Nonprofit will assist with rising numbers of injured turtles across the Northeast
December 21, 2016
“For over 6 years I helped transport Sea Turtles that needed surgery or long term treatments as far as North Carolina to receive care,” said co-executive officer Brandi Biehl of the Sea Turtle Recovery non-profit organization. “Now, thanks to support from Essex County and the public, we can treat sea turtles right here in the state and provide assistance to other facilities in the Northeast that become overcrowded.”
As water temperatures rapidly drop this time of year in the Northeast (Virginia to Maine), especially in Cape Cod and Long Island, biologists and volunteers prepare for an average of over 570 sea turtles that are stunned by the cold, a reaction that can lead to frostbite, malnutrition, dehydration, shock, pneumonia and possibly death. Kemp’s Ridley, Loggerhead and Green Sea Turtles are susceptible to cold stunning if they do not head south by the time water temperatures drop. The new facility highlights a collaboration among Sea Turtle Recovery, NOAA Fisheries, U.S. Fish and Wildlife Service and the Essex County zoo to rehabilitate protected sea turtles.
“Sea Turtle Recovery will provide valuable rehabilitation space to accommodate an increasing trend in cold-stunned sea turtle strandings in our region, from Maine to Virginia,” said Greater Atlantic Region sea turtle stranding coordinator Kate Sampson of NOAA Fisheries. “An increase in rehabilitation capacity in our region means fewer turtles will have to be transported to the southeast region during the initial, critical stages of their medical care.”
In 2014, more than 700 live sea turtles washed ashore in the Northeast. Just six years ago, the five-year average (2006-2010) was 152 cold-stunned sea turtles.

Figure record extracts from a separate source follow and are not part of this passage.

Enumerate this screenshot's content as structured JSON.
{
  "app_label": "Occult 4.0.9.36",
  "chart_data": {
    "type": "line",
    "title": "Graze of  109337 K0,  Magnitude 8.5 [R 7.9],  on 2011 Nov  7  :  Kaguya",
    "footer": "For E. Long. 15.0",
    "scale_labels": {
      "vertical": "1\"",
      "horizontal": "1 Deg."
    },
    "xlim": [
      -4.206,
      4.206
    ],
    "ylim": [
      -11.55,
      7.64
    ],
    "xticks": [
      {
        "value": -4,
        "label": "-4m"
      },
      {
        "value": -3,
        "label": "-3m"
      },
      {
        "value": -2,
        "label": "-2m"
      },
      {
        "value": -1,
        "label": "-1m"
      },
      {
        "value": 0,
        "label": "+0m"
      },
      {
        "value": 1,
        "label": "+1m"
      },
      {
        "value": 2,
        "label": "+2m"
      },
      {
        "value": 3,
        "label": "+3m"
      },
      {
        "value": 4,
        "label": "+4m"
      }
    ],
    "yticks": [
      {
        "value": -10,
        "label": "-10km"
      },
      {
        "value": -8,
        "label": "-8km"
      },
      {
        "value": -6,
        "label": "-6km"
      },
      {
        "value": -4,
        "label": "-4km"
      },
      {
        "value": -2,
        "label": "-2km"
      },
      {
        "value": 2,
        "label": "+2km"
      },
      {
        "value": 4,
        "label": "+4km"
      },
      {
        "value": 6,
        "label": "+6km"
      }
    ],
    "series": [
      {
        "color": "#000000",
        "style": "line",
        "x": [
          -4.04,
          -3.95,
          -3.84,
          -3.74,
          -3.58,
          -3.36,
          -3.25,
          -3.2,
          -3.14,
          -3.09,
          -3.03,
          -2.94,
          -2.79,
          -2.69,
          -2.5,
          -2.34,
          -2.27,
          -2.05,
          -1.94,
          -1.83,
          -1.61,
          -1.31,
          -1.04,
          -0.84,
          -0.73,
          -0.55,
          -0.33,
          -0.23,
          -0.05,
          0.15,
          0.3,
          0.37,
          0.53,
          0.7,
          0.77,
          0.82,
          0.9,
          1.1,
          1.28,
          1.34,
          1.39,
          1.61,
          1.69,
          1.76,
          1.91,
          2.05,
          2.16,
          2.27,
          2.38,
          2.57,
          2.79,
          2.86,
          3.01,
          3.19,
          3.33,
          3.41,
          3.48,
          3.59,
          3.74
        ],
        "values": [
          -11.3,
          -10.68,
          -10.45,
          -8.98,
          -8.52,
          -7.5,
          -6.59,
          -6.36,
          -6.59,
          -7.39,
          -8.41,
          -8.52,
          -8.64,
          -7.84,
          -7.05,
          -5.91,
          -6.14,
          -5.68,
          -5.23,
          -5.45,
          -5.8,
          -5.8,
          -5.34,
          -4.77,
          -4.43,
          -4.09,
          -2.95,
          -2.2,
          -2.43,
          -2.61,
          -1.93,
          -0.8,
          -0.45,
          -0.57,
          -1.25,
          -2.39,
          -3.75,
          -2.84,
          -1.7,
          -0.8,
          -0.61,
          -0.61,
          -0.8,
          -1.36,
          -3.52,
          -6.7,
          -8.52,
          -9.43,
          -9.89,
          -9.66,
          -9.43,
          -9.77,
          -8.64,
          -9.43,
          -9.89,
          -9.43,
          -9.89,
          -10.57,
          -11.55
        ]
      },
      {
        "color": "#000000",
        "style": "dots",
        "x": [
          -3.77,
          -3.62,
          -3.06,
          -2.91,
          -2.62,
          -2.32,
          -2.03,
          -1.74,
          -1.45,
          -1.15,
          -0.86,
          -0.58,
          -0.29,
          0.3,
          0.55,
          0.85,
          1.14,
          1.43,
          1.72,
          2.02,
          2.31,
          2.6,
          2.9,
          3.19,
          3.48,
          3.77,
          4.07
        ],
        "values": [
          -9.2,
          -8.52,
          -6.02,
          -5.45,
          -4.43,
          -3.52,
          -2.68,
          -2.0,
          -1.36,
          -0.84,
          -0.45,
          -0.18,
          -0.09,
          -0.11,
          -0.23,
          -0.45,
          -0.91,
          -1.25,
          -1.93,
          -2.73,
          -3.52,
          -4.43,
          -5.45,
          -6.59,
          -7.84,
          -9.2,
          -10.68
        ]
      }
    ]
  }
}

Eight facilities in the region have the capacity to care for cold stunned or injured sea turtles.
“Every sea turtle makes a difference in the survival of the species,” said the non-profit’s co-executive officer Bill Deerr. “We will be thrilled to watch our first patients head back into the ocean to thrive.”
All five species of sea turtles found in the Atlantic Ocean are threatened or endangered. They face many threats including fishing line entanglement, plastic ingestion, boat strikes, and are losing natural nesting and feeding sites because of coastal development.
“Sea Turtle Recovery now joins the volunteers and organizations that succeed in saving hundreds of sea turtles,” says regional recovery permit coordinator Deb Carter of the U.S. Fish and Wildlife Service. "Rescue, rehabilitation and release of sea turtles are not only opportunities to help populations, but also opportunities to better understand the challenges to recovering healthy population numbers."
At Essex County Turtle Back Zoo, an antiquated building was replaced with a modern 4,000-square-foot facility. The new building has five recovery tanks, life support systems, and an intensive care unit for more critically injured turtles. Zoo visitors will be able to see less critical patients while learning about the perils sea turtles face and what the public can do to help. Once the turtles have regained their health, they will be released back into their natural habitat.
“The new partnership with Sea Turtle Recovery will enable Turtle Back Zoo to enhance its mission of promoting conservation and preservation, while also creating an additional space to nurture and assist the zoo’s namesake animals,” said Essex County Executive Joseph N. DiVincenzo, Jr. “This project is a great example of how zoos and animal rescue organizations can work together to save animals and raise public awareness about dangers animals face.”
Sea Turtle Recovery (STR) is a 501(c)3 nonprofit dedicated to the rehabilitation, preservation and conservation of sea turtles. Its current work extends throughout the state educating the public about the ecological role of sea turtles, threats they face, and ways to protect their future. Now, with the building donation of Essex County Turtle Back Zoo, the Sea Turtle Recovery can begin to fulfill the other portion of its mission to rehabilitate sea turtles for release back into the wild.